I've been breaking my head on Wifi/Bluetooth support for the MK808B. That took a lot of my time. I disassembled the stock kernel to find out what parts are currently missing in our kernel code. But I still haven't identified the piece of code that is responsible for the RK903 to do it's job. I still don't give up yet, but this one is hard to crack. Thanks again to Rockchip for keeping the kernel closed source. It sucks big time!
In the meantime I got myself an ODROID-U2. This device is based on a quad core Exynos4412 Prime ARM Cortex-A9 running at 1.7Ghz. This is the first quad core device I got my hands on, and first impressions are that this device is really speedy.
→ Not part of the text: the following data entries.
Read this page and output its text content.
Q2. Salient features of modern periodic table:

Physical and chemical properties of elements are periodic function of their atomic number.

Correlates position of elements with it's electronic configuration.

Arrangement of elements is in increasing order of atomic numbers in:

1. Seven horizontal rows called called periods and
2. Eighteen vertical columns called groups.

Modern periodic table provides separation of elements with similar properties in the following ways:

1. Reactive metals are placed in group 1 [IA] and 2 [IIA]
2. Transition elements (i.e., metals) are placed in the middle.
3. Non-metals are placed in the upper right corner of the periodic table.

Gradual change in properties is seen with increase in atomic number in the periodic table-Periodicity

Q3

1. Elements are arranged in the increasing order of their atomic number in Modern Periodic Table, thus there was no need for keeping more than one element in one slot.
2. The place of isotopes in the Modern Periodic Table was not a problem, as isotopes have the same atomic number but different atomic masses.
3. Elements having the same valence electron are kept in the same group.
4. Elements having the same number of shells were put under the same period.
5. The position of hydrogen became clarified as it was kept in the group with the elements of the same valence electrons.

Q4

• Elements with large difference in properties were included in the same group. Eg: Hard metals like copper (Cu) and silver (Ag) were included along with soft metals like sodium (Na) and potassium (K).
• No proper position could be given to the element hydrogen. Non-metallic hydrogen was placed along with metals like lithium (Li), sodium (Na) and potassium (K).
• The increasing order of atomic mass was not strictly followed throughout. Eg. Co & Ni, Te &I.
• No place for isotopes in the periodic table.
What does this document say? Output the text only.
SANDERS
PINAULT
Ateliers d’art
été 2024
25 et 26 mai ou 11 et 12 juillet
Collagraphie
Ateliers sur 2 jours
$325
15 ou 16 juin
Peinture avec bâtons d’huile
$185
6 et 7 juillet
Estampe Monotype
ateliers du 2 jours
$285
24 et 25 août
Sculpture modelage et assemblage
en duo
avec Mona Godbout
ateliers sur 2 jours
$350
I haven't had much time to tinkle with it, but I think this device is capable of running as a full fledged media device.
Good thing is that kernel source is available for the Exynos4412, and there are several distributions to choose from already, including Ubuntu, Xubuntu, Debian, Fedora, OpenSUSE and of course Android.
I also got a V8 donated from Tomato. This dual core RK3066 device has one big advantage over the MK808 device. The external Wifi antenna provides the reception that the MK808 is missing badly.
Apart from the Wifi antenna there's not much difference compared to the MK808 though. It doesn't have Bluetooth, it runs Android 4.1 and has the same connectivity. Stock kernel is 18.104.22.168+ so that definitely needs an update.
Since I got this device sponsored by the manufacturer I tried to get my hands on the RK3066 kernel source through them as well. Without success, that's still a no-go. I tried to explain the value of open source, and what the open source community could do to help boost their sales. But somehow they feel that by returning kernel sources to the community, like they're obliged to do according to the GPL license, they are giving away intellectual property. It's like talking to a chair really!